AI-generated illustration
AI-generated illustration

The CVS announcement followed a March 5 court filing in which the FTC disclosed it was making "significant progress" in talks with both Caremark and UnitedHealth Group's Optum Rx, and pushed back a scheduled evidentiary hearing by 21 days to allow more negotiation time. Before that filing, CVS had described itself as "engaged in good-faith negotiations with the FTC, aimed at avoiding any prolonged litigation so that CVS Caremark can keep its focus on what it does best: making prescription drugs more affordable for Americans."

Wall Street's reaction suggested investors viewed the settlement as a manageable outcome. Shares of CVS Health rose 1.05% in afternoon trading. Leerink said the report that CVS Health had likely reached a proposed settlement with the FTC was not a "major surprise," but added that completing any settlement was an incremental positive as it removed an "air of uncertainty" from a pharmacy benefit management business that has had numerous recent overhangs.

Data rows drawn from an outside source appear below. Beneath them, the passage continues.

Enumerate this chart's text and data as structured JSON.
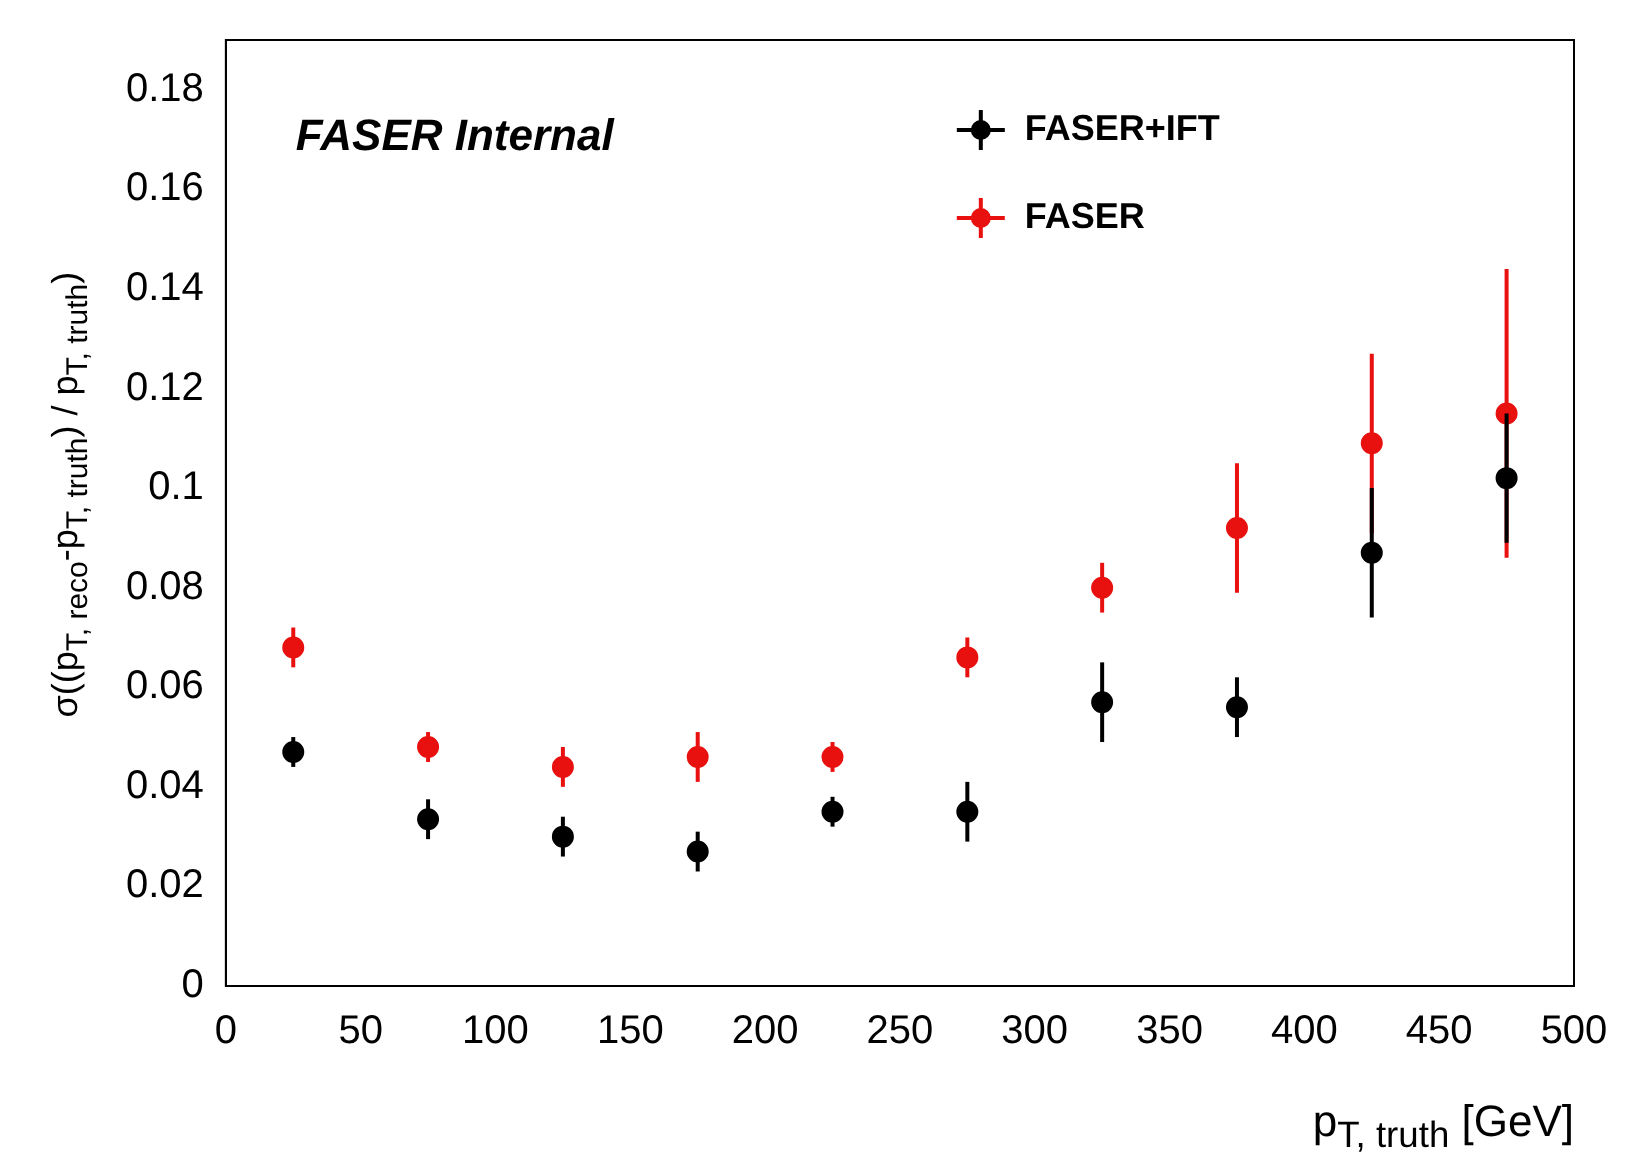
{
  "chart_data": {
    "type": "scatter",
    "xlabel": "p$_{T, truth}$ [GeV]",
    "ylabel": "σ((p$_{T, reco}$-p$_{T, truth}$) / p$_{T, truth}$)",
    "annotations": [
      "FASER Internal"
    ],
    "series": [
      {
        "name": "FASER+IFT",
        "color": "#000000",
        "x": [
          25,
          75,
          125,
          175,
          225,
          275,
          325,
          375,
          425,
          475
        ],
        "values": [
          0.047,
          0.0335,
          0.03,
          0.027,
          0.035,
          0.035,
          0.057,
          0.056,
          0.087,
          0.102
        ],
        "errors": [
          0.003,
          0.004,
          0.004,
          0.004,
          0.003,
          0.006,
          0.008,
          0.006,
          0.013,
          0.013
        ]
      },
      {
        "name": "FASER",
        "color": "#e8110f",
        "x": [
          25,
          75,
          125,
          175,
          225,
          275,
          325,
          375,
          425,
          475
        ],
        "values": [
          0.068,
          0.048,
          0.044,
          0.046,
          0.046,
          0.066,
          0.08,
          0.092,
          0.109,
          0.115
        ],
        "errors": [
          0.004,
          0.003,
          0.004,
          0.005,
          0.003,
          0.004,
          0.005,
          0.013,
          0.018,
          0.029
        ]
      }
    ],
    "xlim": [
      0,
      500
    ],
    "xticks": [
      0,
      50,
      100,
      150,
      200,
      250,
      300,
      350,
      400,
      450,
      500
    ],
    "ylim": [
      0,
      0.19
    ],
    "yticks": [
      0,
      0.02,
      0.04,
      0.06,
      0.08,
      0.1,
      0.12,
      0.14,
      0.16,
      0.18
    ],
    "grid": false,
    "legend": "top right",
    "marker": "circle"
  }
}
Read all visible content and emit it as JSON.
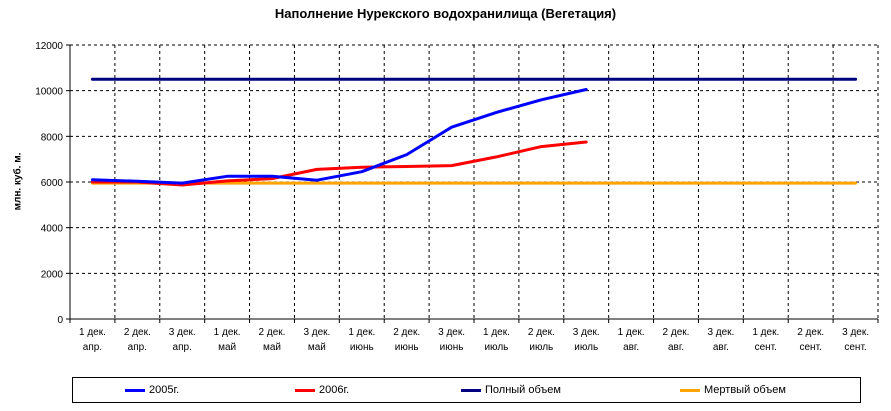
{
  "chart_data": {
    "type": "line",
    "title": "Наполнение Нурекского водохранилища (Вегетация)",
    "xlabel": "",
    "ylabel": "млн. куб. м.",
    "ylim": [
      0,
      12000
    ],
    "yticks": [
      0,
      2000,
      4000,
      6000,
      8000,
      10000,
      12000
    ],
    "grid": true,
    "legend_position": "bottom",
    "categories": [
      {
        "top": "1 дек.",
        "bottom": "апр."
      },
      {
        "top": "2 дек.",
        "bottom": "апр."
      },
      {
        "top": "3 дек.",
        "bottom": "апр."
      },
      {
        "top": "1 дек.",
        "bottom": "май"
      },
      {
        "top": "2 дек.",
        "bottom": "май"
      },
      {
        "top": "3 дек.",
        "bottom": "май"
      },
      {
        "top": "1 дек.",
        "bottom": "июнь"
      },
      {
        "top": "2 дек.",
        "bottom": "июнь"
      },
      {
        "top": "3 дек.",
        "bottom": "июнь"
      },
      {
        "top": "1 дек.",
        "bottom": "июль"
      },
      {
        "top": "2 дек.",
        "bottom": "июль"
      },
      {
        "top": "3 дек.",
        "bottom": "июль"
      },
      {
        "top": "1 дек.",
        "bottom": "авг."
      },
      {
        "top": "2 дек.",
        "bottom": "авг."
      },
      {
        "top": "3 дек.",
        "bottom": "авг."
      },
      {
        "top": "1 дек.",
        "bottom": "сент."
      },
      {
        "top": "2 дек.",
        "bottom": "сент."
      },
      {
        "top": "3 дек.",
        "bottom": "сент."
      }
    ],
    "series": [
      {
        "name": "2005г.",
        "color": "#0000ff",
        "values": [
          6100,
          6030,
          5950,
          6250,
          6250,
          6080,
          6450,
          7200,
          8400,
          9050,
          9600,
          10050,
          null,
          null,
          null,
          null,
          null,
          null
        ]
      },
      {
        "name": "2006г.",
        "color": "#ff0000",
        "values": [
          6000,
          6000,
          5870,
          6050,
          6150,
          6550,
          6650,
          6680,
          6720,
          7100,
          7550,
          7750,
          null,
          null,
          null,
          null,
          null,
          null
        ]
      },
      {
        "name": "Полный объем",
        "color": "#000080",
        "values": [
          10500,
          10500,
          10500,
          10500,
          10500,
          10500,
          10500,
          10500,
          10500,
          10500,
          10500,
          10500,
          10500,
          10500,
          10500,
          10500,
          10500,
          10500
        ]
      },
      {
        "name": "Мертвый объем",
        "color": "#ffa500",
        "values": [
          5950,
          5950,
          5950,
          5950,
          5950,
          5950,
          5950,
          5950,
          5950,
          5950,
          5950,
          5950,
          5950,
          5950,
          5950,
          5950,
          5950,
          5950
        ]
      }
    ]
  }
}
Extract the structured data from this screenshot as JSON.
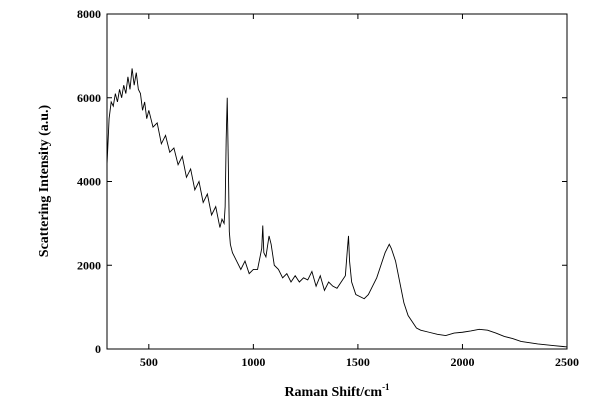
{
  "chart_data": {
    "type": "line",
    "xlabel": "Raman Shift/cm",
    "xlabel_sup": "-1",
    "ylabel": "Scattering Intensity (a.u.)",
    "xlim": [
      300,
      2500
    ],
    "xticks": [
      500,
      1000,
      1500,
      2000,
      2500
    ],
    "ylim": [
      0,
      8000
    ],
    "yticks": [
      0,
      2000,
      4000,
      6000,
      8000
    ],
    "series": [
      {
        "color": "#000000",
        "x": [
          300,
          310,
          320,
          330,
          340,
          350,
          360,
          370,
          380,
          390,
          400,
          410,
          420,
          430,
          440,
          450,
          460,
          470,
          480,
          490,
          500,
          520,
          540,
          560,
          580,
          600,
          620,
          640,
          660,
          680,
          700,
          720,
          740,
          760,
          780,
          800,
          820,
          840,
          850,
          860,
          865,
          870,
          875,
          880,
          885,
          890,
          900,
          920,
          940,
          960,
          980,
          1000,
          1020,
          1040,
          1045,
          1050,
          1060,
          1075,
          1085,
          1100,
          1120,
          1140,
          1160,
          1180,
          1200,
          1220,
          1240,
          1260,
          1280,
          1300,
          1320,
          1340,
          1360,
          1380,
          1400,
          1420,
          1440,
          1450,
          1455,
          1460,
          1470,
          1490,
          1510,
          1530,
          1550,
          1570,
          1590,
          1610,
          1630,
          1650,
          1660,
          1680,
          1700,
          1720,
          1740,
          1760,
          1780,
          1800,
          1840,
          1880,
          1920,
          1960,
          2000,
          2040,
          2080,
          2120,
          2160,
          2200,
          2240,
          2280,
          2320,
          2360,
          2400,
          2440,
          2480,
          2500
        ],
        "values": [
          4400,
          5500,
          5900,
          5800,
          6100,
          5900,
          6200,
          6000,
          6300,
          6100,
          6500,
          6200,
          6700,
          6300,
          6600,
          6200,
          6100,
          5700,
          5900,
          5500,
          5700,
          5300,
          5400,
          4900,
          5100,
          4700,
          4800,
          4400,
          4600,
          4100,
          4300,
          3800,
          4000,
          3500,
          3700,
          3200,
          3400,
          2900,
          3100,
          3000,
          3400,
          5000,
          6000,
          4500,
          2800,
          2500,
          2300,
          2100,
          1900,
          2100,
          1800,
          1900,
          1900,
          2400,
          2950,
          2300,
          2200,
          2700,
          2500,
          2000,
          1900,
          1700,
          1800,
          1600,
          1750,
          1600,
          1700,
          1650,
          1850,
          1500,
          1750,
          1400,
          1600,
          1500,
          1450,
          1600,
          1750,
          2400,
          2700,
          2100,
          1600,
          1300,
          1250,
          1200,
          1300,
          1500,
          1700,
          2000,
          2300,
          2500,
          2400,
          2100,
          1600,
          1100,
          800,
          650,
          500,
          450,
          400,
          350,
          320,
          380,
          400,
          430,
          470,
          450,
          380,
          300,
          250,
          180,
          150,
          120,
          100,
          80,
          60,
          50
        ]
      }
    ]
  }
}
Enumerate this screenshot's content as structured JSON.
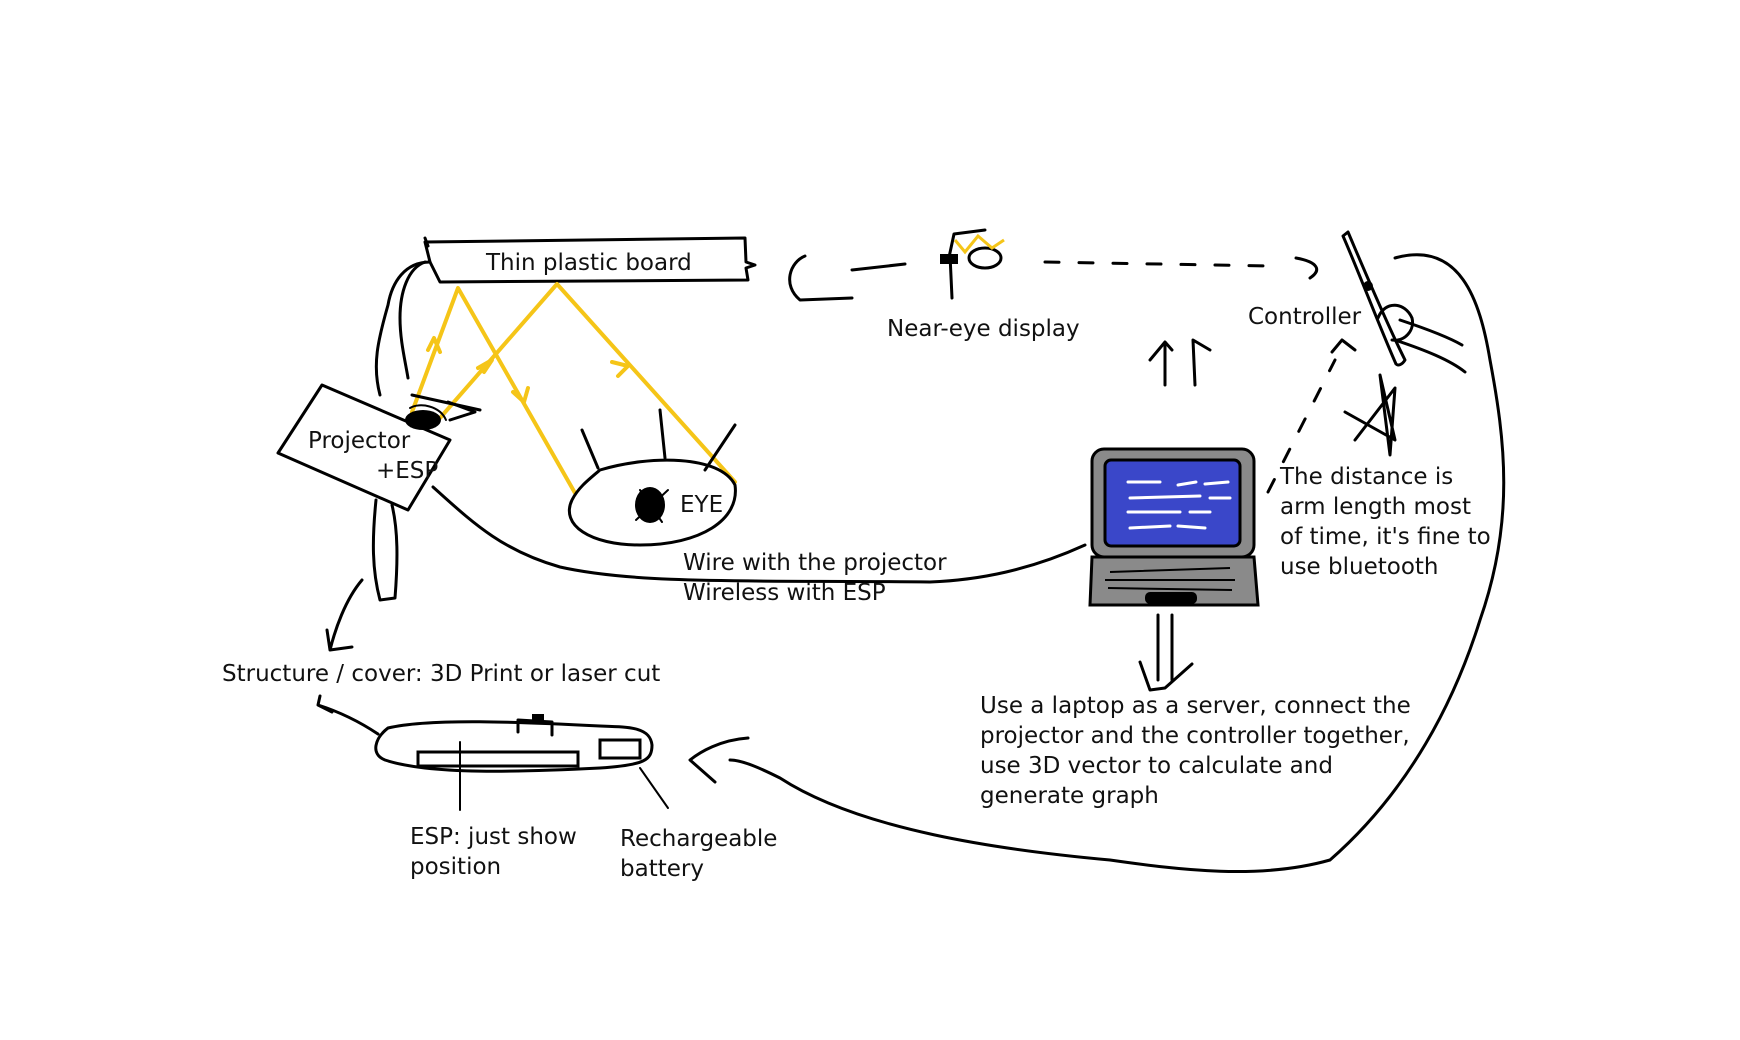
{
  "colors": {
    "ink": "#000000",
    "light_ray": "#f5c518",
    "laptop_screen": "#3a47c9",
    "laptop_body": "#8a8a8a",
    "background": "#ffffff"
  },
  "labels": {
    "board": "Thin plastic board",
    "near_eye": "Near-eye display",
    "controller": "Controller",
    "projector_line1": "Projector",
    "projector_line2": "+ESP",
    "eye": "EYE",
    "wire_line1": "Wire with the projector",
    "wire_line2": "Wireless with ESP",
    "distance_line1": "The distance is",
    "distance_line2": "arm length most",
    "distance_line3": "of time, it's fine to",
    "distance_line4": "use bluetooth",
    "structure": "Structure / cover: 3D Print or laser cut",
    "laptop_line1": "Use a laptop as a server, connect the",
    "laptop_line2": "projector and the controller together,",
    "laptop_line3": "use 3D vector to calculate and",
    "laptop_line4": "generate graph",
    "esp_line1": "ESP: just show",
    "esp_line2": "position",
    "battery_line1": "Rechargeable",
    "battery_line2": "battery"
  },
  "icons": [
    "eye-icon",
    "laptop-icon",
    "bluetooth-icon",
    "controller-icon",
    "near-eye-display-icon",
    "projector-icon",
    "battery-icon"
  ]
}
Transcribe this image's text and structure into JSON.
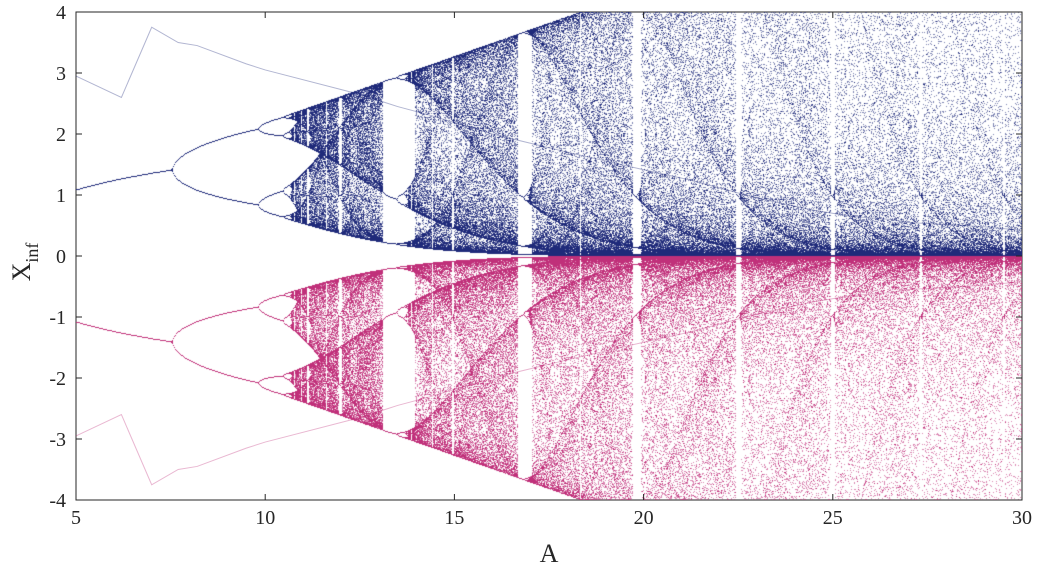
{
  "chart_data": {
    "type": "scatter",
    "title": "",
    "xlabel": "A",
    "ylabel_main": "X",
    "ylabel_sub": "inf",
    "xlim": [
      5,
      30
    ],
    "ylim": [
      -4,
      4
    ],
    "x_ticks": [
      "5",
      "10",
      "15",
      "20",
      "25",
      "30"
    ],
    "y_ticks": [
      "-4",
      "-3",
      "-2",
      "-1",
      "0",
      "1",
      "2",
      "3",
      "4"
    ],
    "grid": false,
    "legend": "none",
    "point_colors": [
      "#1f2a7a",
      "#7a1f7a",
      "#c0307a"
    ],
    "series": [
      {
        "name": "",
        "x": [
          5,
          6.2,
          7,
          7.7,
          8.2,
          9.5,
          10,
          12.5,
          13.5,
          14.4,
          16,
          18,
          20.1,
          21.2,
          23,
          24.5,
          25.5,
          26.5,
          27,
          29,
          30
        ],
        "y": [
          2.95,
          2.6,
          3.75,
          3.5,
          3.45,
          3.15,
          3.05,
          2.65,
          2.45,
          2.3,
          2.0,
          1.7,
          1.4,
          1.25,
          0.95,
          0.75,
          0.65,
          0.6,
          0.55,
          0.48,
          0.42
        ]
      },
      {
        "name": "",
        "x": [
          5,
          6.2,
          7,
          7.7,
          8.2,
          9.5,
          10,
          12.5,
          13.5,
          14.4,
          16,
          18,
          20.1,
          21.2,
          23,
          24.5,
          25.5,
          26.5,
          27,
          29,
          30
        ],
        "y": [
          -2.95,
          -2.6,
          -3.75,
          -3.5,
          -3.45,
          -3.15,
          -3.05,
          -2.65,
          -2.45,
          -2.3,
          -2.0,
          -1.7,
          -1.4,
          -1.25,
          -0.95,
          -0.75,
          -0.65,
          -0.6,
          -0.55,
          -0.48,
          -0.42
        ]
      }
    ]
  }
}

Lisa Gill, an analyst at J.P. Morgan, echoed that measured view. "We broadly view these as manageable and, importantly, not larger in scope than the changes CVS was already implementing to address regulatory concerns and de-risk its PBM business," said Gill, adding the changes will remove regulatory risks for the company.

With Express Scripts already bound by its February consent order and CVS now in the settlement pipeline, the FTC's 2024 insulin pricing case has produced two resolutions within months. UnitedHealth Group's Optum Rx, the third member of the "Big Three," remains in active negotiations with the agency.